By Lesley LeRoux, TLS freelance writer
While some might call a lesson in mathematics boring, others see it as a performance, capable of engaging an audience of undergraduates as if they were watching an engrossing film.
Such is one of the discoveries from Carleton linguistics professors Natasha Artemeva and Janna Fox’s research on how mathematics is taught in undergraduate classes around the world.
The goal of the study, which began in 2007, is to inform requests to change mathematics teachings at the elementary and secondary school levels to better prepare students for university.

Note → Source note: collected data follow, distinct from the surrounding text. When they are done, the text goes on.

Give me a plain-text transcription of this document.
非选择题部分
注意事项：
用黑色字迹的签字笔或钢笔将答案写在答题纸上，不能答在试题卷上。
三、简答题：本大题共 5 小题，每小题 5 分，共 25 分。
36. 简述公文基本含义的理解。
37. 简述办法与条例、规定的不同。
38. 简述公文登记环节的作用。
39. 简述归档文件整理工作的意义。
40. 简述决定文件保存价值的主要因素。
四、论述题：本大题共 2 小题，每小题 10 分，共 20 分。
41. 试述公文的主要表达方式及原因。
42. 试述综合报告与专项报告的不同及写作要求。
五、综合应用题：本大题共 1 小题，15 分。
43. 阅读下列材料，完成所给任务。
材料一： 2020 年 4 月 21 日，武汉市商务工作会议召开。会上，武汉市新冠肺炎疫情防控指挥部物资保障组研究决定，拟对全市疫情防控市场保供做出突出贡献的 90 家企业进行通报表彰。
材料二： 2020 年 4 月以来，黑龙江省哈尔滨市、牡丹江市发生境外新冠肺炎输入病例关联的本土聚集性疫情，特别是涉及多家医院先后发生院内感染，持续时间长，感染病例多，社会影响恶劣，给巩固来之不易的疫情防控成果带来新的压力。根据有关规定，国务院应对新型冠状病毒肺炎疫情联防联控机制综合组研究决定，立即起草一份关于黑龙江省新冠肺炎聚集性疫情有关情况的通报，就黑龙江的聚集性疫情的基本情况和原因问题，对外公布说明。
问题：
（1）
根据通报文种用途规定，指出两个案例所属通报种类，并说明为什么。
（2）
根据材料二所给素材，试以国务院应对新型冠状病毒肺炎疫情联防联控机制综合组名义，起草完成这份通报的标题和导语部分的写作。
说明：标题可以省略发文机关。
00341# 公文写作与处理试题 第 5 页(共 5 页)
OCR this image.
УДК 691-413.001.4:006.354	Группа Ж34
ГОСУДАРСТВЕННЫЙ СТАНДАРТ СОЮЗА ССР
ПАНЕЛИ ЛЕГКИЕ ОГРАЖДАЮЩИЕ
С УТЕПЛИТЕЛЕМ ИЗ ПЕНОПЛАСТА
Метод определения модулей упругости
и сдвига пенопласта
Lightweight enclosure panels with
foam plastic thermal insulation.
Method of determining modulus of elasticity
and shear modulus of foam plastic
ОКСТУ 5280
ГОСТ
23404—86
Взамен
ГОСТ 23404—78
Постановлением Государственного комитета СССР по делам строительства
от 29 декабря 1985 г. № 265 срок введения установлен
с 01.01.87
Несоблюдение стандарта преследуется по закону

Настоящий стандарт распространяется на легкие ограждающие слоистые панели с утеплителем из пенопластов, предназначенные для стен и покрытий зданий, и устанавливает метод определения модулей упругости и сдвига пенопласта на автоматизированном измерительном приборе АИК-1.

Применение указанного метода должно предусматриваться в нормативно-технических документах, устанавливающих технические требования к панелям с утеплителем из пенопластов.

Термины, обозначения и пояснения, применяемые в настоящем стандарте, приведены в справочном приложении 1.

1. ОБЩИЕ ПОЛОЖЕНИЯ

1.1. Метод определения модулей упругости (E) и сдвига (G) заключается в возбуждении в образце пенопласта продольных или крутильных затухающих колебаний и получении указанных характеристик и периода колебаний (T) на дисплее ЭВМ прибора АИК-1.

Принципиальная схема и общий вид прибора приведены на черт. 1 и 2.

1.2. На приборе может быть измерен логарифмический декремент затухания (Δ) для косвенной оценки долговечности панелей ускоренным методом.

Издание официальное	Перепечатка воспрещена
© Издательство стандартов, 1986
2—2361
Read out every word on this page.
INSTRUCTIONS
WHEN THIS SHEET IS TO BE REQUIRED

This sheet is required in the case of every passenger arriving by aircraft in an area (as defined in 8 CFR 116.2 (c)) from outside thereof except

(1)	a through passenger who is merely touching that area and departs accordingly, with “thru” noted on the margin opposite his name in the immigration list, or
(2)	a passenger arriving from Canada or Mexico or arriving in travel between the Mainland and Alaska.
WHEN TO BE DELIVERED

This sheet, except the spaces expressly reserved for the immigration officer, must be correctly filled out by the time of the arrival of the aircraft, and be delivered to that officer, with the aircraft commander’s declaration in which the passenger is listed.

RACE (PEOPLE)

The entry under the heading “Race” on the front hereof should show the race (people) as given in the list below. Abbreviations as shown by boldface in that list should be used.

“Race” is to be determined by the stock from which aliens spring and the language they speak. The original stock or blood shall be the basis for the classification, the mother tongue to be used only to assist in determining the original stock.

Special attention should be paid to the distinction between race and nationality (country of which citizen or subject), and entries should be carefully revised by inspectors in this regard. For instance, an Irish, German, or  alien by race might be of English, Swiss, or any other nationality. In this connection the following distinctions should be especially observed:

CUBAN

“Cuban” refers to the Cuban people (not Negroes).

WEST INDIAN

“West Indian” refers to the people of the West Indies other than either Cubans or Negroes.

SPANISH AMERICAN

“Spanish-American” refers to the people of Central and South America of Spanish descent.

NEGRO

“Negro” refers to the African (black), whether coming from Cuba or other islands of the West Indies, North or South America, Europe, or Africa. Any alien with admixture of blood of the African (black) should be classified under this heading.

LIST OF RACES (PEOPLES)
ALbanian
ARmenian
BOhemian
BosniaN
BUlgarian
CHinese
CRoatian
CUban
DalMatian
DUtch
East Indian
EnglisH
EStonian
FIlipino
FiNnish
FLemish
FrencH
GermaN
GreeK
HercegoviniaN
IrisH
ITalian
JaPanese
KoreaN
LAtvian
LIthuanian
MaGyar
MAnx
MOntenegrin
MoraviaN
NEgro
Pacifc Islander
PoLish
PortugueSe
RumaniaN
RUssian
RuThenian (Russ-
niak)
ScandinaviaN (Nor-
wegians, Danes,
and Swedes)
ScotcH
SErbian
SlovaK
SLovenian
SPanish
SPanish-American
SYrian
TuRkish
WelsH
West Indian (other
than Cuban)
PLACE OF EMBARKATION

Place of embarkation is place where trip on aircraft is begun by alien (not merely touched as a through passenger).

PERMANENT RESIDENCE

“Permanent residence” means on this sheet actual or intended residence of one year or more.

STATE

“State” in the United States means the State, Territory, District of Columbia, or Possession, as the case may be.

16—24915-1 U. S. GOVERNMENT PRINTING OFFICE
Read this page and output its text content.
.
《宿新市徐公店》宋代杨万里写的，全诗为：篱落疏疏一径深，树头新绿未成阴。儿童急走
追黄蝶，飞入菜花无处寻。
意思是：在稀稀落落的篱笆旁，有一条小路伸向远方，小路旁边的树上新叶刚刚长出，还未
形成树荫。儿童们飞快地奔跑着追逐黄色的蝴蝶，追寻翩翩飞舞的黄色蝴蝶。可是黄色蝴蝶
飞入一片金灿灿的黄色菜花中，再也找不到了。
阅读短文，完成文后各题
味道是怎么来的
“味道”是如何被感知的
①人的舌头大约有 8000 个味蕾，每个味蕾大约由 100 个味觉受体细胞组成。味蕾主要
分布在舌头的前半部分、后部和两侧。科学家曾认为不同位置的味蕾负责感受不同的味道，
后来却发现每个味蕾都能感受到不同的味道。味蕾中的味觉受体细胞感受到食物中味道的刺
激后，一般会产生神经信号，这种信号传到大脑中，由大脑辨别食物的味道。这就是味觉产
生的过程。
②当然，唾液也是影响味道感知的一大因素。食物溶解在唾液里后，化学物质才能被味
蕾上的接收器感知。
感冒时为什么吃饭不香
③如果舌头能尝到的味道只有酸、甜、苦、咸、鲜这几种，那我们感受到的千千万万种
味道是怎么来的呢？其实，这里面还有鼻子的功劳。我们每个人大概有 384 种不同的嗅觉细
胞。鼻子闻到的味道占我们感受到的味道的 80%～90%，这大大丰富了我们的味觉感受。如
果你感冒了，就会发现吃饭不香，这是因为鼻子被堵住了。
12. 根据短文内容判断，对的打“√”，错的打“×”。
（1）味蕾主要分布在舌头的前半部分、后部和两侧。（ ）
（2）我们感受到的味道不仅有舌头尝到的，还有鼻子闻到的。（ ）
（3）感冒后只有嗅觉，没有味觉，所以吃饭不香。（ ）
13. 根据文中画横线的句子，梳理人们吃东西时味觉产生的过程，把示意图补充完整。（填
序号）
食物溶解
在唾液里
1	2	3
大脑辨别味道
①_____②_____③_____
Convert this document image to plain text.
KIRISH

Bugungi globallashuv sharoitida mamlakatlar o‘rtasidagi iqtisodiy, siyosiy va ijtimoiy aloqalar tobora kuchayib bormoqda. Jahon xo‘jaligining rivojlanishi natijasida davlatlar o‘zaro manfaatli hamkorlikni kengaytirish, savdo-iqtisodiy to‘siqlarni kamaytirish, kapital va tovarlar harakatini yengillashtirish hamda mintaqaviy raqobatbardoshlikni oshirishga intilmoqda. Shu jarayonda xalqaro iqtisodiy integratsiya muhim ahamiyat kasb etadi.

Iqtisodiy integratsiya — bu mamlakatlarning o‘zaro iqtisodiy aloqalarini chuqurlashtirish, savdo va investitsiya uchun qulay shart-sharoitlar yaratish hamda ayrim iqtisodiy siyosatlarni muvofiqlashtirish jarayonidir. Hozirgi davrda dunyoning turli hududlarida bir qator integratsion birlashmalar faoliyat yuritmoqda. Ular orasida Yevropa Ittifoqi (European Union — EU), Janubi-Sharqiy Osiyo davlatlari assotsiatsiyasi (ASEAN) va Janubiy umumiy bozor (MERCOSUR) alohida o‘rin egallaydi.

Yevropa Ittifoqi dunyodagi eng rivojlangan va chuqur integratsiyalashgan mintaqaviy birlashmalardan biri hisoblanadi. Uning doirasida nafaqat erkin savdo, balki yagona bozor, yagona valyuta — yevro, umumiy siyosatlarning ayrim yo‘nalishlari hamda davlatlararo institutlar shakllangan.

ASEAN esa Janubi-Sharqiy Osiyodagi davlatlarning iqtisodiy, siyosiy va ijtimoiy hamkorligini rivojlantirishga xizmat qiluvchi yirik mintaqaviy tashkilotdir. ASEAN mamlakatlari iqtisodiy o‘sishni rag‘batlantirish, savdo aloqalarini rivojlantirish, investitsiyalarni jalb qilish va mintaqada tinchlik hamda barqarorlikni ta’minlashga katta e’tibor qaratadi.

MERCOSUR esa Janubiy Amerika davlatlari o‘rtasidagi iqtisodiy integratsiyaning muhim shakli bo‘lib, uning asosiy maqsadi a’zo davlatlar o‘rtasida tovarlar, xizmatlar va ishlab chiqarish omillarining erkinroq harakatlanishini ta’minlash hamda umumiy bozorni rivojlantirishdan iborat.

“We think there’s such a drastic difference between how mathematics is taught in schools and how it is taught in universities. For students, it’s simply like walking into a course that’s taught in a foreign language they don’t know,” Artemeva says. “This is too bad, because university mathematics is taught to train students, to make them into apprentices in the mathematical discipline, and apparently what schools do is something different.”
The researchers used video cameras to record mathematics lectures after finding that instruction in the discipline is highly visual. Fox says they took a multi-modal approach, taking into account textual, auditory, and expressional cues, such as movement and gesture.
What they found was that mathematics was taught in strikingly the same way wherever they went, regardless of language, country, culture, or whether instructors were teaching in their first or second language.
Artemeva says she and Fox coined the term ‘board choreography’ in their study to describe how instructors write on the board in real-time and simultaneously explain what was happening on the board.
“Professors even think in advance what they’re going to write on which part of the board, and what they’re going to erase and what they’re going to keep because it will become important later in the lecture,” Artemeva says.
These discoveries are significant for the next phase of their research, when they explore how different lecture formats affect students, whether it’s a face-to-face class, a video-recorded lecture, an online course, or a discussion group.
Fox says this further research is important to help students who are not mathematicians succeed in mathematics courses that are taken as electives.
“For a long time, we’ve needed to understand what makes it work for students in those classes and how we can make it function better to support greater academic success,” Fox says. “So it’s very rewarding to be working in an area where you might be able to do some good.”